Early menopause linked to an increased risk of lung cancer

Encouraging young women to quit smoking has taken on added importance after University of Queensland research showed associations between smoking, early menopause and lung cancer.

Professor Gita Mishra and colleagues from UQ’s School of Public Health found women who experienced early menopause at age 45 or younger had an increased risk of lung cancer, although the risk was primarily among smokers.

"Menstrual and reproductive factors have previously been associated with lung cancer risk, but the association with age at menopause was inconsistent," Professor Mishra said.

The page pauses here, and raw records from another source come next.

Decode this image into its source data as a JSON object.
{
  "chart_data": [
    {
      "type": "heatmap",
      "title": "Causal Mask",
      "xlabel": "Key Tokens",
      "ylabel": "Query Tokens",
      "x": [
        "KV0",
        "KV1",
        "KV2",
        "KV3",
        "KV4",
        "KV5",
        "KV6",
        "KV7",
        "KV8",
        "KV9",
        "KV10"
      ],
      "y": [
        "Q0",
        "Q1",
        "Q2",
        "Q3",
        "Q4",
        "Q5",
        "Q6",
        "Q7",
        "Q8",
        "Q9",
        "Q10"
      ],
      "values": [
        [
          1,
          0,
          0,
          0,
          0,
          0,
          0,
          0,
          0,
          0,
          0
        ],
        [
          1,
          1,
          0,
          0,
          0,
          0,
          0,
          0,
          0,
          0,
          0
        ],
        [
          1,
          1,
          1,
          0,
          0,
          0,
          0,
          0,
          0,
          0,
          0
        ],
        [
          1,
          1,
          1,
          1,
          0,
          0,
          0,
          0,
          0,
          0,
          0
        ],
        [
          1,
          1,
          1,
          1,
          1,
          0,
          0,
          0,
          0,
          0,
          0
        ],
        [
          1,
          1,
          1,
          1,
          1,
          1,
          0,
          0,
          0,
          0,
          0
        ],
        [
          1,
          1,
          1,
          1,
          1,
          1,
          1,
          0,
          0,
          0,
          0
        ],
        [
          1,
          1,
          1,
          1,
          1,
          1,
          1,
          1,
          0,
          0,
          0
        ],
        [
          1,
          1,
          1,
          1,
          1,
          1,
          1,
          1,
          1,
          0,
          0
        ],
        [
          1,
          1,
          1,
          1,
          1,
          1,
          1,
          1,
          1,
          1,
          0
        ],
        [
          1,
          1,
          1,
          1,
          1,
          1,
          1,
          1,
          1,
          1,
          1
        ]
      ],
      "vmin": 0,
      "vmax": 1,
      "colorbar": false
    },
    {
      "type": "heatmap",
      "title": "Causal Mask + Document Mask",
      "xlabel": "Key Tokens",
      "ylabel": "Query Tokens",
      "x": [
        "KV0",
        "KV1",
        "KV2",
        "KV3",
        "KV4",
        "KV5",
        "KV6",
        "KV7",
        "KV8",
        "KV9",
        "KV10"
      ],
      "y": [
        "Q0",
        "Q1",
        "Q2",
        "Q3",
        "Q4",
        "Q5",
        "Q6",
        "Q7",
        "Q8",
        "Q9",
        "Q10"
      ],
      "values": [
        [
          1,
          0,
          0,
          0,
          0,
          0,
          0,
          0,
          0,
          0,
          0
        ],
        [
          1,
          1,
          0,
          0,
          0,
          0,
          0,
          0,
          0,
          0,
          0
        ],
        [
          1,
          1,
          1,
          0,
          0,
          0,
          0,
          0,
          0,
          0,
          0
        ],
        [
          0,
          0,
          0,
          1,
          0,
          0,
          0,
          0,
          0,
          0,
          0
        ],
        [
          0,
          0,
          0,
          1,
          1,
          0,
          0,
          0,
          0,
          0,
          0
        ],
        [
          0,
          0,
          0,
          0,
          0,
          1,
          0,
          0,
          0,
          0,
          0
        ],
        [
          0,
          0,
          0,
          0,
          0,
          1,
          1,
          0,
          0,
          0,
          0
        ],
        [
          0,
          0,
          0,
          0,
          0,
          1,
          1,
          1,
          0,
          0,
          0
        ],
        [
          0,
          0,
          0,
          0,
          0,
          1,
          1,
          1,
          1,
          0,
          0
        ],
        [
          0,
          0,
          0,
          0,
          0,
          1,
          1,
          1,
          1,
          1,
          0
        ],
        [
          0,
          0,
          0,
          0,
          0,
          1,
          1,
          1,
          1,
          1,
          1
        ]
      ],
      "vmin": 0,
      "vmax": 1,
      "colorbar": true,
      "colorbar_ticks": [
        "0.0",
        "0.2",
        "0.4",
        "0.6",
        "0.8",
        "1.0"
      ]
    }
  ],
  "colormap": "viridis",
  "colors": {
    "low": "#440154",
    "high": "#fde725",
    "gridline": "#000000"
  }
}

"Early menopause has been linked with many adverse health outcomes in later life, including cardiovascular disease, type 2 diabetes and early death, and now lung cancer, especially among smokers.

"As smoking is a main risk factor for both early menopause and lung cancer, it represents a potential target for early preventative interventions, especially to help females in early adulthood quit."

In 2018 lung cancer contributed to 13.8 per cent of deaths due to cancer in females, second only to breast cancer.

While men have historically displayed a higher incidence of lung cancer, over the past two decades this trend has reversed, and the statistics are not fully explained by smoking behaviours.

"Given the same level of lifelong exposure to cigarettes, female smokers appear to have increased susceptibility to develop lung cancer, compared to male smokers," Professor Mishra said.

"Women who have never smoked are still twice as likely to develop lung cancer as men who have never smoked.

"Understanding the sex-specific risk factors and how exposure to estrogen relates to lung cancer for women is of the utmost importance."

Professor Mishra undertook the research with UQ Faculty of Medicine colleagues Dr Hsin-Fang Chung and PhD candidate Mr Dereje G Gete.

Dr Chung said that there were also associations between late menopause (age 55 or older) and lung cancer risk which warranted further investigation.

"Interestingly though, that was mainly among non-smokers, indicating greater exposure to estrogen may play a role in lung cancer development among non-smokers," Dr Chung said.

"That observation needs to be confirmed in larger cohort studies now, as the only associations have been in four case-control studies.

"From here, further research is required to investigate underlying molecular mechanisms, especially the interaction between tobacco carcinogens and sex hormones in lung cancer development."

Data for the UQ research was gathered by combining results from 17 previous studies.

The outcomes have been published in Maturitis (DOI: 10.1016/j.maturitas.2021.07.010).